The museum boasts over 20,000 whole vessels, the world's largest collection of Southwest Indian pottery, but only a tiny sample is on public display. We'd forgotten that the public exhibit is small. There is something about being stuck in a museum which makes it tough to relate to an object.
From the one public room, through a mostly glass wall, one can see into the climate-controlled storage room with racks and racks of pots, plates and figures. That looked intriguing.

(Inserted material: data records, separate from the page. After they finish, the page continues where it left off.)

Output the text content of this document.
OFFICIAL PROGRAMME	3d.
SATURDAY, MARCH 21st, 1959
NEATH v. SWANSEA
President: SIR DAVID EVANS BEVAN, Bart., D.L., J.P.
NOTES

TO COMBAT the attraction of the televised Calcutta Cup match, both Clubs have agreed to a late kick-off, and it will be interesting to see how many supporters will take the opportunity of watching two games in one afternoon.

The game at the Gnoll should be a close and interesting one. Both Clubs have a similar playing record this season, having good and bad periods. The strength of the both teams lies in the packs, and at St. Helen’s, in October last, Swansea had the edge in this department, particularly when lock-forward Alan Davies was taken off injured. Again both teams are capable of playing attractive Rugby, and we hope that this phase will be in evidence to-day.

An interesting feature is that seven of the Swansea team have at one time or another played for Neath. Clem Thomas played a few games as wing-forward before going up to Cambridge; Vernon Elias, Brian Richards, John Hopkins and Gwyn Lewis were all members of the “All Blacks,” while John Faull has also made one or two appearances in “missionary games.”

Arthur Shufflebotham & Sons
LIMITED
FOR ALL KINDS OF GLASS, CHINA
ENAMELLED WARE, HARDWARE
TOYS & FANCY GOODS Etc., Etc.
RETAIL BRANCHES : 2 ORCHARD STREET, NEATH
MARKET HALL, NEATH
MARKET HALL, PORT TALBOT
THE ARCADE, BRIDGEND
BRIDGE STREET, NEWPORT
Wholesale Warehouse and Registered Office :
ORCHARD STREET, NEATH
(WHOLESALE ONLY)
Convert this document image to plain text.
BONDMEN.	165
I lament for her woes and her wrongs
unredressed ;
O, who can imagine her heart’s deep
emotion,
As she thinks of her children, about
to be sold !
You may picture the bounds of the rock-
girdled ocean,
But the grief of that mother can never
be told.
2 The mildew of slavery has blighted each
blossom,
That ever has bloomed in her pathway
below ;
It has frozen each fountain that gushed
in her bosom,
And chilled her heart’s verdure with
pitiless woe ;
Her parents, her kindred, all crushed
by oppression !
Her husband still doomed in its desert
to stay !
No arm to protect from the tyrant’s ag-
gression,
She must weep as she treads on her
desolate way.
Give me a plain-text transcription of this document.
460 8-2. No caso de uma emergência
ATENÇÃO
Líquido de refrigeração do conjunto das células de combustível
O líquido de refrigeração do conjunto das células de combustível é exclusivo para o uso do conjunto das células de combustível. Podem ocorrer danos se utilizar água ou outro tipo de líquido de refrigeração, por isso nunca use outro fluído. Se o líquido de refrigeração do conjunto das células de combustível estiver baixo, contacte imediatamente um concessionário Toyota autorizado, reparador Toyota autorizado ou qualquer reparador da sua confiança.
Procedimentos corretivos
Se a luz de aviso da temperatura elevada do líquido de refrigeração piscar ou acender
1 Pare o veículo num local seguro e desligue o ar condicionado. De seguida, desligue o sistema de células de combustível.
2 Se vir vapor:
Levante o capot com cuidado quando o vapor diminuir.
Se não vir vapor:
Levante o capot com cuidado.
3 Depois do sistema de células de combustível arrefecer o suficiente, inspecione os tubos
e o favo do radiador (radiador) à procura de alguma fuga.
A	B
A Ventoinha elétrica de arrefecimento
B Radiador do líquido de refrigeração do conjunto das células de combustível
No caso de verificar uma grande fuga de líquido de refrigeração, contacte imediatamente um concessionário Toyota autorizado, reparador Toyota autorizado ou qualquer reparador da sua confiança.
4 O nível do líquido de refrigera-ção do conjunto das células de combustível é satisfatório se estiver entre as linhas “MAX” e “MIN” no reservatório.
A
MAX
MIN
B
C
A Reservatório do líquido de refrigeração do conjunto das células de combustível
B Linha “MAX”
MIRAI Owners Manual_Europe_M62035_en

Neatly organized centuries and millennia.


Being confronted with such a great diversity of cultures and languages, I thought of a native language map of the Americas that I saw in the Museo Nacional de Antropología in Mexico City: scores and scores of languages quite unrelated to each other, making Europe and Asia look quite homogenous.
Somewhere in that museum were samples of artifacts from different cultures in Mexico, among them a culture around Casas Grandes in Chihuahua, Mexico, possibly related to the Mogollan cultures, that flourished about the same time as the Hohokam, a connection between Arizona and the Toltec-Aztec polities in the Mexico City area. Curious. Like the Hohokam, the Casas Grandes culture mysteriously disappeared around 1450. So was it before Columbus, or were they killed off after European diseases struck?
We Europeans live in a continent where populations, cultures and technology flourished equal to any in the Old World. Sadly, we have little awareness of the old spirits.